**Warner Bros. Discovery CEO David Zaslav reveals stunning streaming profit growth in first quarter**

Los Angeles, California – Warner Bros. Discovery, led by CEO David Zaslav, reported a first-quarter profit of $86 million for its Direct-to-Consumer (DTC) unit, which encompasses streaming and premium pay-TV services. This marked a significant increase from the $50 million profit recorded a year prior and followed a profitable full-year in 2023.

By the end of March, Warner Bros. Discovery had amassed 99.6 million global streaming subscribers, surpassing expectations and demonstrating growth in its subscriber base. The company’s segment revenue remained stable at $2.46 billion, boosted by price hikes for subscribers and growth in advertising revenue, particularly from Max U.S. ad-lite subscriber gains.

Analysts had forecasted mixed results for the first quarter in the DTC unit, predicting an increase in OTT subs and segment revenue. Warner Bros. Discovery’s venture into the streaming business comes as industry giants like Netflix set the pace, prompting Hollywood conglomerates to focus on profitability rather than just subscriber growth.
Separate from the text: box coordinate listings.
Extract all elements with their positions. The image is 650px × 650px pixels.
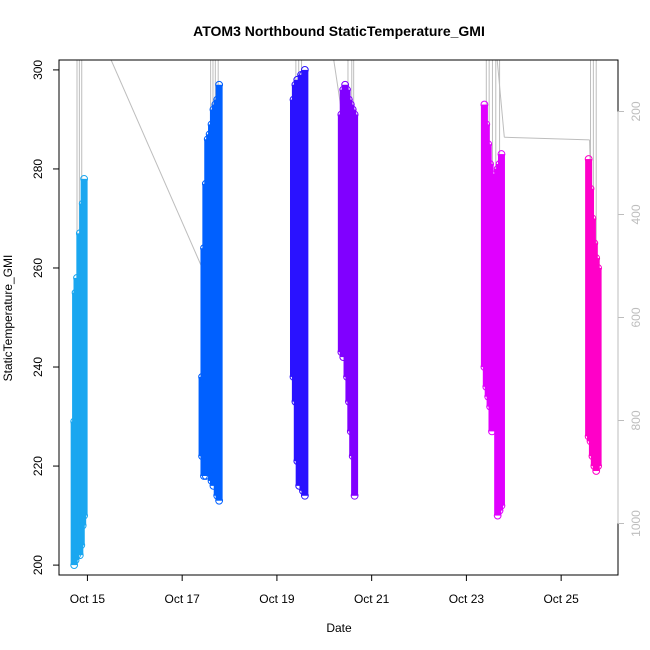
data-point [480,100,489,109]
right-tick-label: 800 [629,410,643,430]
x-tick-label: Oct 17 [164,592,200,606]
x-tick-label: Oct 25 [543,592,579,606]
x-tick-label: Oct 15 [70,592,106,606]
y-tick-label: 300 [31,60,45,80]
temperature-series-3 [289,66,309,500]
pressure-curtains [76,60,597,514]
plot-marks [70,60,603,569]
data-point [345,95,353,104]
data-point [493,511,502,520]
data-point [594,264,603,272]
data-point [586,184,595,193]
y-axis-left: 200 220 240 260 280 300 [31,60,60,575]
plot-area [70,60,603,569]
temperature-band [215,84,223,501]
data-point [343,85,351,94]
pressure-connector-line [110,60,207,277]
data-point [497,150,506,158]
data-point [75,551,84,560]
data-point [78,521,87,530]
temperature-series-4 [337,80,359,500]
data-point [341,80,350,89]
data-point [80,174,89,183]
temperature-band [497,154,505,506]
data-point [346,100,355,109]
y-tick-label: 220 [31,456,45,476]
x-tick-label: Oct 21 [354,592,390,606]
data-point [77,541,86,550]
data-point [588,214,597,223]
right-tick-label: 200 [629,101,643,121]
pressure-connector-line [504,136,590,141]
temperature-series-1 [70,174,89,569]
data-point [348,105,357,114]
chart-title-group: ATOM3 Northbound StaticTemperature_GMI [193,23,485,39]
right-tick-label: 400 [629,204,643,224]
data-point [215,496,224,505]
data-point [497,501,506,510]
data-point [594,462,603,470]
data-point [350,110,359,119]
data-point [215,80,224,89]
pressure-connector-line [496,60,505,138]
temperature-series-2 [198,80,224,505]
temperature-band [301,69,309,496]
data-point [71,556,80,565]
temperature-band [594,267,602,467]
data-point [350,491,359,500]
right-tick-label: 1000 [629,510,643,537]
y-tick-label: 260 [31,258,45,278]
temperature-band [351,114,359,496]
temperature-series-5 [480,100,506,520]
data-point [584,155,593,163]
data-point [592,254,601,262]
temperature-series-6 [584,155,603,475]
x-axis: Oct 15 Oct 17 Oct 19 Oct 21 Oct 23 Oct 25 [70,574,579,606]
x-tick-label: Oct 23 [449,592,485,606]
y-axis-right: 200 400 600 800 1000 [617,101,643,537]
chart-title: ATOM3 Northbound StaticTemperature_GMI [193,23,485,39]
data-point [300,491,309,500]
data-point [300,66,309,74]
y-tick-label: 280 [31,159,45,179]
y-tick-label: 240 [31,357,45,377]
data-point [70,561,79,569]
x-tick-label: Oct 19 [259,592,295,606]
right-tick-label: 600 [629,307,643,327]
temperature-band [80,178,88,516]
y-axis-label: StaticTemperature_GMI [1,255,15,382]
y-tick-label: 200 [31,555,45,575]
x-axis-label: Date [326,621,352,635]
data-point [80,511,89,520]
data-point [486,160,494,168]
data-point [484,140,493,149]
data-point [495,506,504,515]
data-point [482,120,491,129]
data-point [590,239,599,248]
data-point [592,467,601,475]
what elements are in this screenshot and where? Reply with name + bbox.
During an analyst call, Zaslav discussed future plans to collaborate with Disney on bundling streaming services. Additionally, Warner Bros. Discovery is in talks to retain NBA media rights as negotiations with the league progress.

However, the company faced challenges in its studios and networks segments, as studio results were impacted by production delays due to Hollywood strikes. Despite this, theatrical revenue saw significant growth, driven by successful releases like “Dune: Part Two” and “Wonka.”

Warner Bros. Discovery’s first-quarter results showed a decline in total revenue and EBITDA, leading to a quarterly loss, primarily attributed to acquisition-related expenses. While the results fell short of Wall Street estimates, Zaslav highlighted operational successes in key performance indicators, particularly in the streaming business.

Looking ahead, Warner Bros. Discovery aims to capitalize on opportunities in the streaming industry by expanding its offerings and content lineup. The company also remains focused on generating strong free cash flow and making strategic moves to position itself for future growth. Shares of Warner Bros. Discovery experienced a slight decline in pre-market trading following the earnings report.